另一位宗師歎息一聲,“如果有人想學你最強的本領,僅僅是因為他幫助了你的後輩一些事情,你能願意麽?”
“我”
那位宗師嘴唇微微張了張,卻是沒有再言語。
怕是不會的。
更何況他們求的還不僅僅是什麽最強的本領,而是超越宗師的方法!
這種要求,能夠付出的除了生命之外,恐怕根本沒有任何值得交換的東西!
當世超越宗師的,僅有那位存在一個。
也只有他掌握著辦法。
只要他不說,就永遠都是天下第一,宗師也要俯首。
他們與其有什麽交情,就敢探聽這種事情?
於情於理,都顯得有些異想天開。
不說,就可以一直是天下第一。
說出去,就算眼前這幾個人都不成,安知不會再偷偷傳給旁人?
法不傳六耳,自然有他的道理。
傳出去,就是在給自己增加競爭對手,既然如此,那理所當然是自己獨斷更好,高枕無憂。
換成他們任何一個人,怕都是這麽想。
正是因此,才更加明白自己要求的過分之處。
這份心中的忐忑,絕無半點偽裝。
“往好處想一想,咱們一個個年逾百歲,大限近在眼前,就算能夠得到晉升宗師之上的方法,能不能趕上都不好說,對那位存在,幾乎構不成威脅。
更何況,這麽多年過去,那位存在的實力大抵也不會止步,哪怕咱們幾個中真有人走運晉升成功,就能將其趕超不成?”
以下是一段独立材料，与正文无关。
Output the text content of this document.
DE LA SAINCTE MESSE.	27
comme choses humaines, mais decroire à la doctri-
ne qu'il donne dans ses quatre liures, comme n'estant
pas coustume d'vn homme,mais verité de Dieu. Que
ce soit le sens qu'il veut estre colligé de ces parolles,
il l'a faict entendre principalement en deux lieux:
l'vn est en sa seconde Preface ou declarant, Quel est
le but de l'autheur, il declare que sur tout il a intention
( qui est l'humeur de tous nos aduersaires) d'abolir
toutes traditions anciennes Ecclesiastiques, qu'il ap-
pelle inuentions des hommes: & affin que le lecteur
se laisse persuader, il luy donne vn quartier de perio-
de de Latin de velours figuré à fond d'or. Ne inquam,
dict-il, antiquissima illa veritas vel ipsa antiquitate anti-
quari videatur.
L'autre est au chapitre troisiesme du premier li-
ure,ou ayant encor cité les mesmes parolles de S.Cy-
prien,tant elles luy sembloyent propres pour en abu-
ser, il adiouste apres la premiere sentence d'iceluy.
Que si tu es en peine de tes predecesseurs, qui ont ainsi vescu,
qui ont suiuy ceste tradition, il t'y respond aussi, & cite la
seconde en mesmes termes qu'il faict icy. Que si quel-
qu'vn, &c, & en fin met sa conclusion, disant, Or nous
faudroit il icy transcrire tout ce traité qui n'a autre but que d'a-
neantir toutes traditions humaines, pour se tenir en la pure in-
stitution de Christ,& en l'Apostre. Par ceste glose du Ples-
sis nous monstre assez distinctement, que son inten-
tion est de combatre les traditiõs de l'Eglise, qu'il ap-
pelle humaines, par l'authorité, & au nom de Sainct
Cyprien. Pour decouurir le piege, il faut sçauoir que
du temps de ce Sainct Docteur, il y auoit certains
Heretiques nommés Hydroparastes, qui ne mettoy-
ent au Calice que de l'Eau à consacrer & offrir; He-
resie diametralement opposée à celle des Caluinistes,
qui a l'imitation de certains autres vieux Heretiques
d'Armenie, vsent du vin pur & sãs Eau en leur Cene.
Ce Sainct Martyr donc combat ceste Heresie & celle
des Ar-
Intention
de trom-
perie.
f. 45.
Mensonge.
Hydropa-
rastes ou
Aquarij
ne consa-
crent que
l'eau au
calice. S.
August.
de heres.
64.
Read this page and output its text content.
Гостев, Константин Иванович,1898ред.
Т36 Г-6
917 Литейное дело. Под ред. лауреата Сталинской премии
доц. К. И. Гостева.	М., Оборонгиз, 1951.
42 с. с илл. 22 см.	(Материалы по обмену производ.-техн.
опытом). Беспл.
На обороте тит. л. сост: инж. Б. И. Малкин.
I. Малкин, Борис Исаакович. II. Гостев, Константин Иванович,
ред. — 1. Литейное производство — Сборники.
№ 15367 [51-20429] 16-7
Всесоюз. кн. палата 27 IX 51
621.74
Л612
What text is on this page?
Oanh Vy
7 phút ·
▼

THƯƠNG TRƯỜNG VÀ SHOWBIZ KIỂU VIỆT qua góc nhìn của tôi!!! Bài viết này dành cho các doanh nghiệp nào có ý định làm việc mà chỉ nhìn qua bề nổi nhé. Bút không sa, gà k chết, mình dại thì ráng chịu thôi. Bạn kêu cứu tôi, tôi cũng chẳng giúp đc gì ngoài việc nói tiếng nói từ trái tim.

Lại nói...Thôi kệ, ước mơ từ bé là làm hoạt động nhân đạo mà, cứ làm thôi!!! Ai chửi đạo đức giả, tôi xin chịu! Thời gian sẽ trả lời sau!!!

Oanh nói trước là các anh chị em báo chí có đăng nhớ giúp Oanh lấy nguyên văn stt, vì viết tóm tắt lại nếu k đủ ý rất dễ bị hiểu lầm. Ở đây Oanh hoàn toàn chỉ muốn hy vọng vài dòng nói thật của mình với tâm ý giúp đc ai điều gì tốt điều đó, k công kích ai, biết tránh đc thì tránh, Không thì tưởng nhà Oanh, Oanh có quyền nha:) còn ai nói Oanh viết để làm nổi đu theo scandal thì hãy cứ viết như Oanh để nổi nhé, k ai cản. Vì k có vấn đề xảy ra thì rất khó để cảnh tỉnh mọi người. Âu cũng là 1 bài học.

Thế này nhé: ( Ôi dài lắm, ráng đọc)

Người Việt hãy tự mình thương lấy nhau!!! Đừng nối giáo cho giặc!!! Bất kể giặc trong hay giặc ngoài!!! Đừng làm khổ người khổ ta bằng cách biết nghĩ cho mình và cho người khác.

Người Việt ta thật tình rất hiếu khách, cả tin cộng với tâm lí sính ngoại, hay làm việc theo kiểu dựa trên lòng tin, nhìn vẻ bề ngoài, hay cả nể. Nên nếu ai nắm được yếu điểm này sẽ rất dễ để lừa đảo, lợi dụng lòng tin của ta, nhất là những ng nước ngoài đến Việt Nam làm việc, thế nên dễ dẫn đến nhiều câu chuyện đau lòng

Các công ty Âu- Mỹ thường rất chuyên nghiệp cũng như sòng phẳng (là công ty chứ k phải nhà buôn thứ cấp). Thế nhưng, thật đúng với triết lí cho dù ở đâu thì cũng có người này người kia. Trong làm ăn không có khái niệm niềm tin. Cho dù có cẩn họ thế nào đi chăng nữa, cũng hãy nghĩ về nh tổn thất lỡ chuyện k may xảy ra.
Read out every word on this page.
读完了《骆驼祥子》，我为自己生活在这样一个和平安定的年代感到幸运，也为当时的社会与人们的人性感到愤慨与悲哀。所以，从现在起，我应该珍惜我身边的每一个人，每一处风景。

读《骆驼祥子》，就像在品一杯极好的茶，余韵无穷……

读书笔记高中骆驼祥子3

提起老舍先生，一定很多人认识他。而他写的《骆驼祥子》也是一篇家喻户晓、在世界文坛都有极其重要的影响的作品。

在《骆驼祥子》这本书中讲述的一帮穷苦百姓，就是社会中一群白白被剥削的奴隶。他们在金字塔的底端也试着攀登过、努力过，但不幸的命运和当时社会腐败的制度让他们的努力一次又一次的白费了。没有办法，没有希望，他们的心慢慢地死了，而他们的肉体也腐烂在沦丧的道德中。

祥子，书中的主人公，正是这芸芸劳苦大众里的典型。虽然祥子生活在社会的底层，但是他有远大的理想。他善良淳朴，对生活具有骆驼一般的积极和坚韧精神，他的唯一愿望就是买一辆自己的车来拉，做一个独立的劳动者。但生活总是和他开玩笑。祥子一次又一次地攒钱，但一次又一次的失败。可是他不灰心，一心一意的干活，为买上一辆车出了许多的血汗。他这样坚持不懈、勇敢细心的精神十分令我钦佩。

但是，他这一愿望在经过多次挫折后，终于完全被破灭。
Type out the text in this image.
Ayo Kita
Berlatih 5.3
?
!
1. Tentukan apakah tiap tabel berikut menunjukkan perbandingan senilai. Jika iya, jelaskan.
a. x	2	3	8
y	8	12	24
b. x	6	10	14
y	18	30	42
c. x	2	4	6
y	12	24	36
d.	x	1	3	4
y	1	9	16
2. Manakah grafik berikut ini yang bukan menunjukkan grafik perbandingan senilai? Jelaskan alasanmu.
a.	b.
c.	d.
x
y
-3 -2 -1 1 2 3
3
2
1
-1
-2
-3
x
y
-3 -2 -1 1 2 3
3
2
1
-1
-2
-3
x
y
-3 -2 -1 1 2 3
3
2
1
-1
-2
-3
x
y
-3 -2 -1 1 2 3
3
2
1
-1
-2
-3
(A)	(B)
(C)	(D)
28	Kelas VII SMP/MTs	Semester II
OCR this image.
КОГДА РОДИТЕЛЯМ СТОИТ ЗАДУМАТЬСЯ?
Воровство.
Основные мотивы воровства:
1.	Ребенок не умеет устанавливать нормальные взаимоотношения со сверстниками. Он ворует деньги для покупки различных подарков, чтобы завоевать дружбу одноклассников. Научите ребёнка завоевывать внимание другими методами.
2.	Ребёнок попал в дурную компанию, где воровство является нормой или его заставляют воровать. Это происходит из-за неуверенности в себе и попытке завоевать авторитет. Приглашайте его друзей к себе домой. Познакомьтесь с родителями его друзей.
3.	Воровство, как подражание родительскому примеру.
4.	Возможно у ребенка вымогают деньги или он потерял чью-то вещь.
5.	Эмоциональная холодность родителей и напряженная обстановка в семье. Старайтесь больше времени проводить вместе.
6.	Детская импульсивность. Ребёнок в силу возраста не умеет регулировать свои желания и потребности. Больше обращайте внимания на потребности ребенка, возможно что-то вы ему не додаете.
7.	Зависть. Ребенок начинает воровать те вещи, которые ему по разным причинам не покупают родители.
見氣氛再度沉悶了起來,薛聞劍立刻寬慰道:“說到底,咱們也只是為了了卻心中的心願而已,又不是一定要做到,問心無愧就好。”
是的,之所以這些宗師心中尚且還抱有一絲絲希望,便是因為他們的年齡足夠大。
大到已經不可能再對顧擔產生威脅的程度——盡管這些都是他們自己的心中臆想。
他們求的,只是見到前路的機會,破開宗師山巔上的迷霧,一窺更高處的風景,哪怕無法親身抵達,見一眼也好!
無論是哪個宗師,在晉升宗師之前,都是一位求道者。
只是成為宗師後,抵達頂峰,求道者也走到了盡頭,那份求道的心態也逐漸隱沒。
可隱沒不代表沒有,只是沒有見到更高處的希望。
當見到希望之時,仍有宗師懷揣著虔誠之心,撿起那份掩藏下去的求道者的信念,想要繼續向前。
這一次,不再是為了名和利,名利二字,宗師便足以盡數取得。
說到底,願意如此,僅僅為了不辜負自己一顆仍未停止跳動的心。
“道理是這麽個道理。”
另一位宗師歎氣道,“可這都好幾天了,夏皇怎一點消息也沒有呢?”
如果讓旁人知道,泰山崩於眼前而色不變的宗師,竟也如此急不可耐,怕是要驚掉大牙。
“此事非同小可, 沒有消息便已經是好消息了,你還期望那位立刻給你個答覆不成?”
薛聞劍認真道。
“理是這麽個理,可我現在,度日如年啊!”
須發皆白的宗師看著天邊又一次沉下去的落日,感慨道。
那份不切實際的希望,便好似即將落下的太陽,在還沒有落下去之前,尚且有期許的余地。
只要還未沉入黑暗之中,只要還沒有隱沒,便想著再度升騰而起,循環往複,足以讓宗師都顯得焦躁難安。
“報!”
在他們說話間,有侍衛來到這處殿宇面前,高聲呐喊道:“夏皇有請諸位宗師,前去一敘!”